Vie Paroissiale

Bulletin - 11 mars 2018

Quelques lignes de commentaire sur l’une des Préfaces du Temps du Carême, nourriture spirituelle:

Tu offres à tes enfants ce temps de grâce pour qu’ils retrouvent la pureté du cœur ; tu veux qu’ils se libèrent de leurs égoïsmes, afin qu’en travaillant à ce monde qui passe, ils s’attachent surtout aux choses qui ne passent pas.

Deux textes de saint Léon le Grand (+ 604) inspirent cette Préface.

Une institution divine éminemment bienfaisante a donc prévu, pour rendre la pureté à nos âmes, le remède d’un entraînement de quarante jours ... - Sermon 4 sur le Carême 1

Ne nous laissons donc pas envahir par les choses temporelles qui ne sont qu’apparence, et que les biens de la terre ne détournent pas de ceux du ciel vers eux, notre contemplation – Sermon 1 sur la Résurrection 5

1. Le Carême est un renouvellement dans l’Esprit.

Ce chemin est une invitation à faire une expérience de liberté, ancrée sur les vraies valeurs qui illuminent nos vies quotidiennes – Si donc vous êtes ressuscités avec le Christ, recherchez les choses d’en-haut où le Christ demeure assis à la droite de Dieu.
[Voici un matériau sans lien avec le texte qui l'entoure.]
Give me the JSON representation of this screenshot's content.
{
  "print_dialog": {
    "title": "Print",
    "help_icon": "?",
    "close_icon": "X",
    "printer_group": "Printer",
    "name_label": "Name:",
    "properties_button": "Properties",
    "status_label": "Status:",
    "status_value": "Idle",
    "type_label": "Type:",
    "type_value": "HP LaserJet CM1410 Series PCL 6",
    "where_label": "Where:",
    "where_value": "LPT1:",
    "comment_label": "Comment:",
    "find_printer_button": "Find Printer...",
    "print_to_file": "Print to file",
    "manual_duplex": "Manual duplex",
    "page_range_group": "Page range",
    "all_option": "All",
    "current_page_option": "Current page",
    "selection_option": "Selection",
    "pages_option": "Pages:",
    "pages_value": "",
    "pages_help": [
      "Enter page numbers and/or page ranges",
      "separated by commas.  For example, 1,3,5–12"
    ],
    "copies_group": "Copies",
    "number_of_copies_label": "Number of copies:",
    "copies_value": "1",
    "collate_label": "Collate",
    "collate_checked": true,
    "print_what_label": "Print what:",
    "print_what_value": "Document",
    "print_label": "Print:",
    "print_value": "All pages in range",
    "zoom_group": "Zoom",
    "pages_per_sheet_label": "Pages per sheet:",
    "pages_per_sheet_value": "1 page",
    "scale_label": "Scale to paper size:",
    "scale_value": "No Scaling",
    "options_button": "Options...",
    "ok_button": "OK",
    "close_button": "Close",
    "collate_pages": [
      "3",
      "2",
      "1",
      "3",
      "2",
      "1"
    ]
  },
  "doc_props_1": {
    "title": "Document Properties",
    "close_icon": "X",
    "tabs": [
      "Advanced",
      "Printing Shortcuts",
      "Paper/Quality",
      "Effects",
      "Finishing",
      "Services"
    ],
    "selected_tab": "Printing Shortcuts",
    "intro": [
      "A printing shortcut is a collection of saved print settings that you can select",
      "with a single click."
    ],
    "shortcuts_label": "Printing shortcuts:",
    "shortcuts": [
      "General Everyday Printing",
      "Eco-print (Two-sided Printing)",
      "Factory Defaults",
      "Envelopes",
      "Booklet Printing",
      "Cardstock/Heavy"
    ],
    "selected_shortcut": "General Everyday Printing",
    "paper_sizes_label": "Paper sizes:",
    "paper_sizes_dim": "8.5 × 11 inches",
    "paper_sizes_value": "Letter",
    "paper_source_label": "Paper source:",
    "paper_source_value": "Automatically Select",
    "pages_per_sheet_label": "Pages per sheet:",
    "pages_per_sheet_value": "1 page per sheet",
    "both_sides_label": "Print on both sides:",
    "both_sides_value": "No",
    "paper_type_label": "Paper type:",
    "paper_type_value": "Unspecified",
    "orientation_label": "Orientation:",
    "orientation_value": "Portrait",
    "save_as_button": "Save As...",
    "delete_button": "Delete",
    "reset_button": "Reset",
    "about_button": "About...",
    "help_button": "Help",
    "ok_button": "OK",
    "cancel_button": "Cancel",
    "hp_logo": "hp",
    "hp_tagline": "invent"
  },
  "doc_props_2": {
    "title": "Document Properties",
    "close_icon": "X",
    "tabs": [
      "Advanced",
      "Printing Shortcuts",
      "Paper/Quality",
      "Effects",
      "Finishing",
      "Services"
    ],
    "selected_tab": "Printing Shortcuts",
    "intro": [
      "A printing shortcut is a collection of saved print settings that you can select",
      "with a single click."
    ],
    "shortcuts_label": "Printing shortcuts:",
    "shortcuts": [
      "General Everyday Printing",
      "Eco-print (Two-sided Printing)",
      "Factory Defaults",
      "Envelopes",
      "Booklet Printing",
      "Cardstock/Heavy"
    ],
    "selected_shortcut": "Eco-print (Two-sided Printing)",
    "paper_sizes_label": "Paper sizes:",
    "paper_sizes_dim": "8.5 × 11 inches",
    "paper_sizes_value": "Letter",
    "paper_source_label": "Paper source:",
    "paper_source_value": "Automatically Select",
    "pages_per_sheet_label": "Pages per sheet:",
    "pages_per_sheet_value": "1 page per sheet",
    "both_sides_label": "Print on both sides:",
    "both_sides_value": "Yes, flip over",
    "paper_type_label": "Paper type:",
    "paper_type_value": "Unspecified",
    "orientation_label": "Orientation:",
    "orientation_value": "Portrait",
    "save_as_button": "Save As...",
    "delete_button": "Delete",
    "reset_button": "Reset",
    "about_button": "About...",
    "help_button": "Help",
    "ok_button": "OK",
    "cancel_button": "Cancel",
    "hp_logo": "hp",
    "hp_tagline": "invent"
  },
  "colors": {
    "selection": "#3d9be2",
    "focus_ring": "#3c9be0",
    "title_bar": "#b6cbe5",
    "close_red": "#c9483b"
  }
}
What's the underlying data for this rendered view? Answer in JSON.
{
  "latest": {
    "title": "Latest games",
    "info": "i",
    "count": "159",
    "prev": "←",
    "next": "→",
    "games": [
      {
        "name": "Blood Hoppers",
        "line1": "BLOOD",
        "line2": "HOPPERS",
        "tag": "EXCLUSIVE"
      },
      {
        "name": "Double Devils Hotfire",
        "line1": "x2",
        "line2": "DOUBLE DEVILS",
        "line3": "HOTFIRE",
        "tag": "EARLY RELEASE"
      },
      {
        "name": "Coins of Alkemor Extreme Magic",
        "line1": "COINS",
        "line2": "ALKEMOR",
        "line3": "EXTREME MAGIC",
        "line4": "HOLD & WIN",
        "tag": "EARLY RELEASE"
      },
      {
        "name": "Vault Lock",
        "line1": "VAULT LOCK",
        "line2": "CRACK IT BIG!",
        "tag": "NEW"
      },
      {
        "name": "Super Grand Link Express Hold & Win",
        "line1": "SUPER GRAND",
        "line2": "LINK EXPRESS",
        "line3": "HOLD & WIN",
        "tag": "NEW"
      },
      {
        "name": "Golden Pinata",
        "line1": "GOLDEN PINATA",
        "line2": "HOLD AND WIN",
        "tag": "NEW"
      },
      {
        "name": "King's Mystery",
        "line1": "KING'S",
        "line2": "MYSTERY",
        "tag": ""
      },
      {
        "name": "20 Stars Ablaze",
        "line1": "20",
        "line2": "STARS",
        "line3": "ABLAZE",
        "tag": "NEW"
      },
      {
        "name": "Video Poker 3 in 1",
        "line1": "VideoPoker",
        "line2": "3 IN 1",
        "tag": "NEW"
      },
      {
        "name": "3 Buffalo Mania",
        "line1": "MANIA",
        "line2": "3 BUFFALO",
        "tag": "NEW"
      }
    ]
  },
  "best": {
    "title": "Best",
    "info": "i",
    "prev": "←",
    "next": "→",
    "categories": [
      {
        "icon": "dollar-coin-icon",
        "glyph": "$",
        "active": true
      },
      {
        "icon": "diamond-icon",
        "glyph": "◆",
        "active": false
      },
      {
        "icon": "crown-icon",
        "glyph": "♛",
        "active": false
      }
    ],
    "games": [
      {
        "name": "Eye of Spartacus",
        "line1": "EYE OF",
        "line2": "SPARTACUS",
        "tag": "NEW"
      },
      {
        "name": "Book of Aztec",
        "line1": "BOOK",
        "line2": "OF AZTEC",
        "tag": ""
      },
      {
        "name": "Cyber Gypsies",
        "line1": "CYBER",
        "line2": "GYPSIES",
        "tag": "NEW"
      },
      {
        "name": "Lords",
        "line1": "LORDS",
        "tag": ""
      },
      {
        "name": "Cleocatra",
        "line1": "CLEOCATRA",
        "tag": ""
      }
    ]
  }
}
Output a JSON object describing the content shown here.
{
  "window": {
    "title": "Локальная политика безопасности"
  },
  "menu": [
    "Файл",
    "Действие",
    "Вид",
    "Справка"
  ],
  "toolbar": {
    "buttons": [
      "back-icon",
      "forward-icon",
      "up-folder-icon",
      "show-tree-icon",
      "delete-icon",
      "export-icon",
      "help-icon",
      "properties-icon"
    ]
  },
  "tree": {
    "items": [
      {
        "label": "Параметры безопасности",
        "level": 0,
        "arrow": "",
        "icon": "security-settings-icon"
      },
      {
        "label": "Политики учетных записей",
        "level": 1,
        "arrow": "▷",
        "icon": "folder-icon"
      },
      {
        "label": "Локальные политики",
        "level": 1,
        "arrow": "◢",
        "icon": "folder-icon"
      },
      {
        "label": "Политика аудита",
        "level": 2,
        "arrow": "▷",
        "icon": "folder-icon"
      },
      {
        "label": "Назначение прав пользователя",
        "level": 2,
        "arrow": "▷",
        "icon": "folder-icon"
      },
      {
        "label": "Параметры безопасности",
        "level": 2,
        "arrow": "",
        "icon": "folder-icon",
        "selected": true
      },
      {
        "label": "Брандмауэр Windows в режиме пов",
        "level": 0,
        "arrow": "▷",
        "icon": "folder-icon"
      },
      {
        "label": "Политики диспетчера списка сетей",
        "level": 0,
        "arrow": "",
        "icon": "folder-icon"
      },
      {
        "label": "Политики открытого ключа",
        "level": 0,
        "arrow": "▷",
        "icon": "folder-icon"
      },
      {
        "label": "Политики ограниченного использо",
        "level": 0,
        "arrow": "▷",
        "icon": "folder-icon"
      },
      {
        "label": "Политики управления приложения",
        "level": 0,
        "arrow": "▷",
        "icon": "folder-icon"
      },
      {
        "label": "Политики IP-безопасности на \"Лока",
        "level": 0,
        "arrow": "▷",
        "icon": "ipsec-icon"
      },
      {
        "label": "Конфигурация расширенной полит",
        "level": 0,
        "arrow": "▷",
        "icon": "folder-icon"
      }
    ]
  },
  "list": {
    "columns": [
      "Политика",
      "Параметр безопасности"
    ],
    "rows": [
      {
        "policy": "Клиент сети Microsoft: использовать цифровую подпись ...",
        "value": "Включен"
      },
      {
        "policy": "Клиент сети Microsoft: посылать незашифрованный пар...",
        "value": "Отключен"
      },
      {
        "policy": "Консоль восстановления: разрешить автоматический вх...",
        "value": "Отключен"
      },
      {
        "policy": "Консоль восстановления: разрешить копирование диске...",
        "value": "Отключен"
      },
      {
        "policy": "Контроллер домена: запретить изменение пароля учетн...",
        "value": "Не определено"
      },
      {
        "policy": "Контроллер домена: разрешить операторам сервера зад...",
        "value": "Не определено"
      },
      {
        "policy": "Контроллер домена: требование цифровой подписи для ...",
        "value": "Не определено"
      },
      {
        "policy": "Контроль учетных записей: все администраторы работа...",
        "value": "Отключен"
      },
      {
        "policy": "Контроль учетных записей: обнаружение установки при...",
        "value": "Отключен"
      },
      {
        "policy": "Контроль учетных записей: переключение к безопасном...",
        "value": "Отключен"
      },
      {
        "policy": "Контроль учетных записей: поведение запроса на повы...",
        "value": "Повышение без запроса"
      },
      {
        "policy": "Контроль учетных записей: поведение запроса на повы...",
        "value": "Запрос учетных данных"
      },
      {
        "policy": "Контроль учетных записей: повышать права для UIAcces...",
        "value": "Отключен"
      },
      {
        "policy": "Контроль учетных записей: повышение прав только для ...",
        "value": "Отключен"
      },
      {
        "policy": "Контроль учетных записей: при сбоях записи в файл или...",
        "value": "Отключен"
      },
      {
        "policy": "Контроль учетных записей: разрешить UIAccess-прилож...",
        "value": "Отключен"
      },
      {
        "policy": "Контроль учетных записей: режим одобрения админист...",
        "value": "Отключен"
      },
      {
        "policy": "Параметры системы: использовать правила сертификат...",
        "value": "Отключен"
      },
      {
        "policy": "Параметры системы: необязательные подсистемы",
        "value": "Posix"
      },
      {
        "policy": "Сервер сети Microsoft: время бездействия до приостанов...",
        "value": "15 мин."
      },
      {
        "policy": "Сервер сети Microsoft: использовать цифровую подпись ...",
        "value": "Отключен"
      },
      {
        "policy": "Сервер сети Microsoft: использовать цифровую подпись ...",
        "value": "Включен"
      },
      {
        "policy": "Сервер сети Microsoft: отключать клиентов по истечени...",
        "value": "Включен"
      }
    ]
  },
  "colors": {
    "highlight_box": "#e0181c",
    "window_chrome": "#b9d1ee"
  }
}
Affectionnez-vous aux choses d’en-haut, et non à celles de la terre : car vous êtes morts, et votre vie est cachée avec le Christ en Dieu - Col 3, 3. Cette expérience est un don de Dieu offert à l’homme dans un temps déterminé - ce temps de grâce – avec le but de le mener au Salut. Dans ce temps, Dieu manifeste son œuvre de réconciliation.

C’est également le moment des choix pour le Christ. En effet, l’Église se propose de renouveler l’homme de l’intérieur pour que, de son cœur, naisse la volonté d’une radicale nouveauté de vie. Cela devient possible par la conversion : par elle, l’homme se libère des obstacles – de leurs égoïsmes – qui affectent son cœur et son âme et qui l’empêchent de suivre la volonté du Père.

Se convertir signifie rompre totalement avec le péché. Pour les baptisés, la conversion est une condition nécessaire – cf. Rm 6, 3-11. Qui rencontre le Christ doit changer de direction et marcher sur le chemin du Christ, sur le chemin qui est le Christ.

2. Une redécouverte de la véritable échelle des valeurs.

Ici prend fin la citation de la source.